There is no consensus regarding the treatment interval. TAC has been given with an interval varying from 2 to 6 weeks whereas regimens containing 5FU have been given more frequently ranging from weekly to 3-weekly injections.8,-30 But a recent systematic review suggests that there is no clear correlation of interval with outcome.26 We chose an interval of 3 weeks to account for all three regimens.
Authors have described various methods of achieving pain relief at the site of injection viz. lignocaine as a separate injection or mixed in the same injection. In our view, diluting the drug would require more volume for the same active dose. Our argument against the latter is that the separate injection increases volume of injection causing more stretch, more pain and theoretically causes blanching with a smaller active dose. These could compromise on outcome and comparison and, hence, for the sake of our study, drugs were used in their undiluted form without anesthetic injection. In this study, pain at the site of injection was a common problem with regimens containing 5FU which is consistent with other studies.8,28-34 Pain seemed to be blunted by addition of TAC to 5FU. Oral analgesics alone were given to all patients in the study. Tattooing of 5FU, topical TAC following ablative radiofrequency and ablative laser have been described as alternatives.,
The combination regimen has been proven to be better than TAC alone.12,, A recent meta-analysis by Ren et al concluded that TAC+5FU is safer and more efficacious than TAC alone. Studies have also shown the effectiveness of the combination to be significantly better than 5FU.30, But all these studies cannot be directly compared to each other due to lack of standardization. We have attempted standardizing the comparison by using an accepted scar assessment scale. Even so, these objective parameters are observer dependent and prone to errors. Evaluation by the same independent trained observers, such as in our study, can help minimize this error. We also added a dimension of subjective assessment since keloids are ultimately more of a subjective concern for the patient.

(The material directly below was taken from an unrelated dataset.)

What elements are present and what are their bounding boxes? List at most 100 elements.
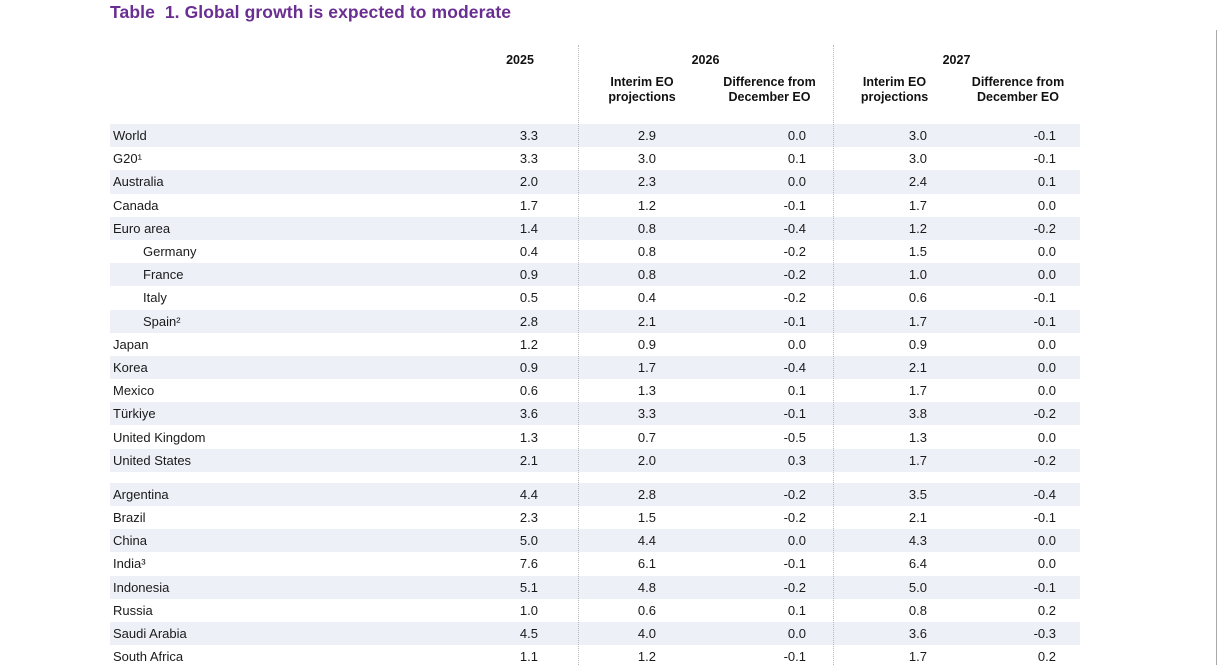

In our study, although each regimen was more effective in one parameter than the other, the combination fared better overall, which is in line with the aforementioned studies. A lower number of adverse effects were observed when drugs were used as a combination. No systemic adverse effects of 5FU were noted in the study. A limitation of the current study is the short duration of follow-up. All patients in our study were observed for 30 weeks, during which there was no recurrence. A long term follow-up in such a prospective study is difficult; our interaction with such patients leads us to believe that this is probably because the patient is unwilling to return when he is convinced that his ‘disease’ has been apparently ‘cured’. Perhaps a longer prospective study focusing on recurrence might prove more useful in this regard.
Triamcinolone acetonide, 5-fluorouracil and their combination are all effective in keloid scars. A combination of TAC+5FU seems to offer the balanced benefit of faster and more efficacious response with lesser adverse effects when compared to individual drugs. Treatment has to be individualized and can be combined with one or more modalities to aim for better efficacy and safety.
CONFLICT OF INTEREST
The authors declare no conflict of interest.